All runs on vast.ai NVIDIA H200, CUDA 13.0, vLLM 0.19.2rc1.dev100+gf946659ff, PyTorch 2.11, transformers 5.5.2.

Compliance

Built under strict ban list: no mock / no simplification / no fallback / no overfit.

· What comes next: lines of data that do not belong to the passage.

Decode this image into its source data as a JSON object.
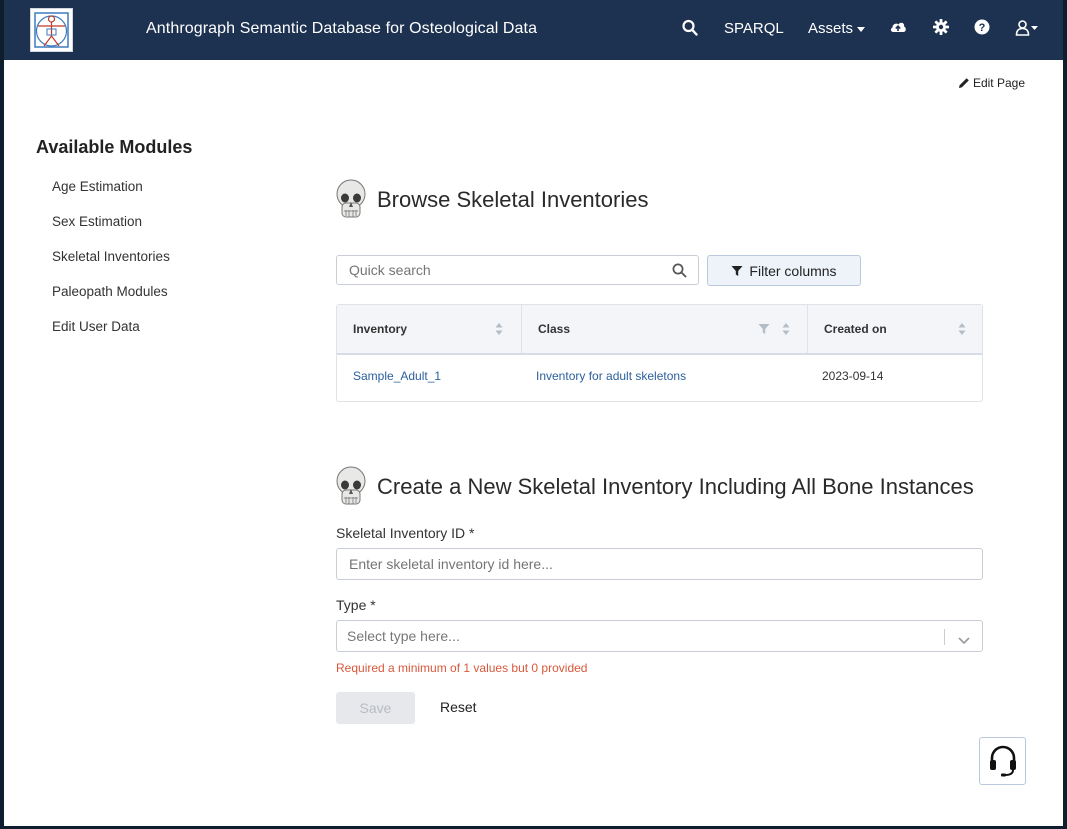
{
  "navbar": {
    "brand": "Anthrograph Semantic Database for Osteological Data",
    "sparql": "SPARQL",
    "assets": "Assets"
  },
  "edit_page": "Edit Page",
  "sidebar": {
    "title": "Available Modules",
    "items": [
      "Age Estimation",
      "Sex Estimation",
      "Skeletal Inventories",
      "Paleopath Modules",
      "Edit User Data"
    ]
  },
  "browse": {
    "title": "Browse Skeletal Inventories",
    "search_placeholder": "Quick search",
    "filter_label": "Filter columns",
    "columns": [
      "Inventory",
      "Class",
      "Created on"
    ],
    "rows": [
      {
        "inventory": "Sample_Adult_1",
        "class": "Inventory for adult skeletons",
        "created": "2023-09-14"
      }
    ]
  },
  "create": {
    "title": "Create a New Skeletal Inventory Including All Bone Instances",
    "id_label": "Skeletal Inventory ID *",
    "id_placeholder": "Enter skeletal inventory id here...",
    "type_label": "Type *",
    "type_placeholder": "Select type here...",
    "error": "Required a minimum of 1 values but 0 provided",
    "save": "Save",
    "reset": "Reset"
  },
  "colors": {
    "navbar": "#1d3150",
    "link": "#2b5f9c",
    "error": "#d9583b"
  }
}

  • head_dim % 4 != 0raise ValueError (by design)
  • In-forward without codec_fnRuntimeError
  • Fire-count guard aborts silent-passthrough channels
  • iso-PPL winners are raw empirical argmax-CR at mean + CI95 ≤ T, no curve fitting
  • Ablation v14_full parity-checked against canonical V14KakeyaZamirLatticeGPU at max_abs_diff = 0.000e+00

Codec

kakeyaturbo_py.V14KakeyaZamirLatticeGPU:

  • Zamir-Feder D4 nested lattice (Conway-Sloane 1982 closest-lattice-point)
  • Sylvester Hadamard rotation
  • per-vector qmax adaptive scaling (fp16 stored)
  • unit-normalisation (fp16 stored)
  • bf16 fidelity, strict-GPU, calibration-free, streaming-capable (per-vector stateless)

Reproducibility

pip install -e kakeyaturbo-py
pip install -e vllm_backend
export VLLM_ENABLE_V1_MULTIPROCESSING=0 KAKEYA_SNAPSHOT_QWEN3=1

python benchmarks/rigorous_eval.py \
    --model-path Qwen/Qwen3-4B --model-name qwen3_4b \
    --mode inforward \
    --q-values 10,38,152 --tq-b-values 4,6,8 \
    --kv-modes K,V,KV \
    --ctx-len 2048 --n-eval 64 --n-passages 32 \
    --gpu-mem-util 0.40 \
    --out-dir reports/v1_4_release/rigorous_eval/inforward

python benchmarks/niah_eval.py \
    --model-path Qwen/Qwen3-4B --model-name qwen3_4b \
    --mode inforward --n-trials 3 \
    --ctx-lengths 4096,8192,16384 --depths 0.1,0.5,0.9 \
    --q-values 38,152 --tq-b-values 6,8 \
    --out-dir reports/v1_4_release/niah

See RIGOROUS_EVAL_REPORT.md section 8 for full per-phase commands.